The exact behavior also depends on mount options like write barriers that control how the file system orders its operations. Write barriers are special markers that tell the storage device “make sure everything before this point is written to permanent storage before you write anything after this point”. These barriers are essential for maintaining file system consistency, but they can significantly impact performance because they prevent the storage device from reordering write operations for optimal efficiency. The use of write barriers enforces proper on-disk ordering of journal commits, making volatile disk write caches safe to use, at some performance penalty.

Storage Device Cache Management

Storage devices themselves add another layer of complexity that both Windows and Linux must handle. Modern hard drives and SSDs have their own internal memory caches that can store several megabytes or even gigabytes of data.
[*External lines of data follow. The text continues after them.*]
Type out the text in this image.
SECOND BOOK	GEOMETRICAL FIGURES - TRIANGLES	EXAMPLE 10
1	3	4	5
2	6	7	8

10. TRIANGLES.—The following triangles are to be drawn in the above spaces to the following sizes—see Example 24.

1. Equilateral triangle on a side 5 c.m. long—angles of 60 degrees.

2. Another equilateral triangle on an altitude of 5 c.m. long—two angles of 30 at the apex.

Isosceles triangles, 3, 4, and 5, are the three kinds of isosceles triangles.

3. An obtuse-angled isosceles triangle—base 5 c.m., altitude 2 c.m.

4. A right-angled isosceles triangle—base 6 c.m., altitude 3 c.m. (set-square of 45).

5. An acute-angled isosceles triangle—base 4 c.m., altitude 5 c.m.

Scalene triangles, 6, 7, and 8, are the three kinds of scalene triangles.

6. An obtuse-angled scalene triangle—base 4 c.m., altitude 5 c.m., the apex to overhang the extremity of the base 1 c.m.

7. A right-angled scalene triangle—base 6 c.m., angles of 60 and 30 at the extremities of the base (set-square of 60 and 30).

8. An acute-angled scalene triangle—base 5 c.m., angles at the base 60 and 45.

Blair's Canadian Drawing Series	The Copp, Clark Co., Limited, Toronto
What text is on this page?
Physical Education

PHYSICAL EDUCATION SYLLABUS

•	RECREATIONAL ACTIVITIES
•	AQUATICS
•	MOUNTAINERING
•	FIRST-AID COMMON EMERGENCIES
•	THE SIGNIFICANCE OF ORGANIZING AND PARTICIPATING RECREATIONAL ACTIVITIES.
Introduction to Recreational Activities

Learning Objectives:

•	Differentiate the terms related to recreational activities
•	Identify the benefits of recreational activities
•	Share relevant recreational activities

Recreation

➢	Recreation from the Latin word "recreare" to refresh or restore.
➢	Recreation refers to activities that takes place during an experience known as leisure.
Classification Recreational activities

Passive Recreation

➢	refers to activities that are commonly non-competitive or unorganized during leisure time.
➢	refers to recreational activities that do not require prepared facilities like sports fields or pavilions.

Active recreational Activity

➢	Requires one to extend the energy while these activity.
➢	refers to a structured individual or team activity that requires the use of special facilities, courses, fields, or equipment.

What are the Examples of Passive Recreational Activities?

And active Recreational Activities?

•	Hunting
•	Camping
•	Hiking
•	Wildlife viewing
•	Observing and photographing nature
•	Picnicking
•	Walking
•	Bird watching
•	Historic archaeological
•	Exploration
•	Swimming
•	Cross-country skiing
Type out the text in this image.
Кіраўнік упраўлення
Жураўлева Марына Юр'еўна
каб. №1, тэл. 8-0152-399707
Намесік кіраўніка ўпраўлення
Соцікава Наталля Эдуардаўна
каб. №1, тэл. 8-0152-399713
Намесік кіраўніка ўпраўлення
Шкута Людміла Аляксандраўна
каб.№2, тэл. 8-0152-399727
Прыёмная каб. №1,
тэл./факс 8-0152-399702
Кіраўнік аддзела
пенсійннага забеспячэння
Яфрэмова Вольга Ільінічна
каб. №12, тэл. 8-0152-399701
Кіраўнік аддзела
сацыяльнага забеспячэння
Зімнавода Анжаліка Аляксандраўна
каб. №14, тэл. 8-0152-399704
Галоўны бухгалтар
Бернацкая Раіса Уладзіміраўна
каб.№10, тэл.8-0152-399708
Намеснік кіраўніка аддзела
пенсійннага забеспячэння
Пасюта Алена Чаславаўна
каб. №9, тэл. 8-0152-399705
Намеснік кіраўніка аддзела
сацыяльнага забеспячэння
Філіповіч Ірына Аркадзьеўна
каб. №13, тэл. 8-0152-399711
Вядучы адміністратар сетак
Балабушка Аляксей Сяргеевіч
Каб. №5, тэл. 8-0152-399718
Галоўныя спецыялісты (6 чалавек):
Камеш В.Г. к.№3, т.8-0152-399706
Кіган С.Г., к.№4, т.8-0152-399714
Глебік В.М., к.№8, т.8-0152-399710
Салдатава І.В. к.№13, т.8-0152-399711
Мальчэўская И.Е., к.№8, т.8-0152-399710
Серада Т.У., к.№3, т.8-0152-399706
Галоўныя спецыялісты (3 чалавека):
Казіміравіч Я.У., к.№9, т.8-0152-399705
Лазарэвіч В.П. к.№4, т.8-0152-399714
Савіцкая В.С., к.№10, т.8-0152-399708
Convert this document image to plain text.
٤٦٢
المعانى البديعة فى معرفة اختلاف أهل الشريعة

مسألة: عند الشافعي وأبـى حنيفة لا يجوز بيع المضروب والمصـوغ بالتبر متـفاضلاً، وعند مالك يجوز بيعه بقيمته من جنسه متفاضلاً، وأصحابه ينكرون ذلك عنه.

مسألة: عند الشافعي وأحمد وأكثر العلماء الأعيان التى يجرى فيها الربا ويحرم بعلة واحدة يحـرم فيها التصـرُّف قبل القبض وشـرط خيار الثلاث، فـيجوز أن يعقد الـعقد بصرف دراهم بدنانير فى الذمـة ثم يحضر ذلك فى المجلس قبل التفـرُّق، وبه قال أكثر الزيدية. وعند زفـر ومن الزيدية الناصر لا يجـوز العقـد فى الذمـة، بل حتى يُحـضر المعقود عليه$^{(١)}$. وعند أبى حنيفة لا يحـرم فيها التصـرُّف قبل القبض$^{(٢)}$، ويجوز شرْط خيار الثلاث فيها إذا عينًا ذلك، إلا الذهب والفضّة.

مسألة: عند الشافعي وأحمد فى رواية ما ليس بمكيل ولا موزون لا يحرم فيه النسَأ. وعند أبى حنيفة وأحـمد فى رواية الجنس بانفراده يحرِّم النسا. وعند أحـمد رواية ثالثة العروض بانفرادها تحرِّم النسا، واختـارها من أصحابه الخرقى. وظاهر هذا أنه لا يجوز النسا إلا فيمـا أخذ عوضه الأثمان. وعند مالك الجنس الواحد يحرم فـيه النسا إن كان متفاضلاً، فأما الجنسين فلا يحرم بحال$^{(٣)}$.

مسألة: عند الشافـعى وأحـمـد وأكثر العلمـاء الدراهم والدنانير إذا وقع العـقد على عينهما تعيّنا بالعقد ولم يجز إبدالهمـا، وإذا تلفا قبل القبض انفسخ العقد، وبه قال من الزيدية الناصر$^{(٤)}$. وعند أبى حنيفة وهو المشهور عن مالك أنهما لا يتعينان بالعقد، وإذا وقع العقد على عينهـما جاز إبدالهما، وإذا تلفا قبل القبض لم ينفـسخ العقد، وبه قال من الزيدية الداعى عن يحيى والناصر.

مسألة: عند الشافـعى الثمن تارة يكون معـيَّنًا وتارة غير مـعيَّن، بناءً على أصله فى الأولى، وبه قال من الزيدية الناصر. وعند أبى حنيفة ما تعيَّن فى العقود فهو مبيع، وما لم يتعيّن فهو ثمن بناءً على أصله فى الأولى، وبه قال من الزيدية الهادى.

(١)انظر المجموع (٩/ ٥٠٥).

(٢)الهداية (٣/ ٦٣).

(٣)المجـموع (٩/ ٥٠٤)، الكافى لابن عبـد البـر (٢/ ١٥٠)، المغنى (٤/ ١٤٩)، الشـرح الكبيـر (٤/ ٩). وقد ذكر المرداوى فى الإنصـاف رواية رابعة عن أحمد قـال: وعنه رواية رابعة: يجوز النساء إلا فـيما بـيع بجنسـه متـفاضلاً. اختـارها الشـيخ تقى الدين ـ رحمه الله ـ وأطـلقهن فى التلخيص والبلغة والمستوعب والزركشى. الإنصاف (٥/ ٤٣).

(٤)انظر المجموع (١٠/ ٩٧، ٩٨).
These caches are designed to improve performance by allowing the storage device to group related operations together and optimize the order in which they’re performed.

However, these caches also create a reliability challenge. Even when the operating system thinks data has been written to storage, it might still only be in the device’s cache. If the storage device loses power before it has a chance to write this cached data to permanent storage, the data will be lost even though both the application and the operating system believed it was safely stored.

Both Windows and Linux have mechanisms to force these device caches to write their data to permanent storage, but the implementation details vary. The operating system can send special commands to the storage device telling it to flush its caches, but these commands are relatively expensive in terms of performance. Some storage devices also support a feature called Force Unit Access (FUA) that allows individual write operations to bypass the cache entirely, but support for FUA varies between different types of storage devices and different operating systems.

This is why you sometimes need to “safely eject” USB drives and why that process sometimes takes longer than you might expect. The operating system might think all data has been written, but the USB drive’s internal cache might still contain unwritten data. The safe eject process forces everything to be written before you remove the device, and this might involve writing several megabytes of cached data that accumulated over time.

The interaction between all these layers means that achieving true data reliability requires understanding and controlling each level of the storage stack. Application developers need to understand when to call sync functions, system administrators need to understand how to configure file systems appropriately, and hardware designers need to implement cache flushing mechanisms correctly. When any of these layers fails to work as expected, data can be lost even when everything appears to be functioning normally.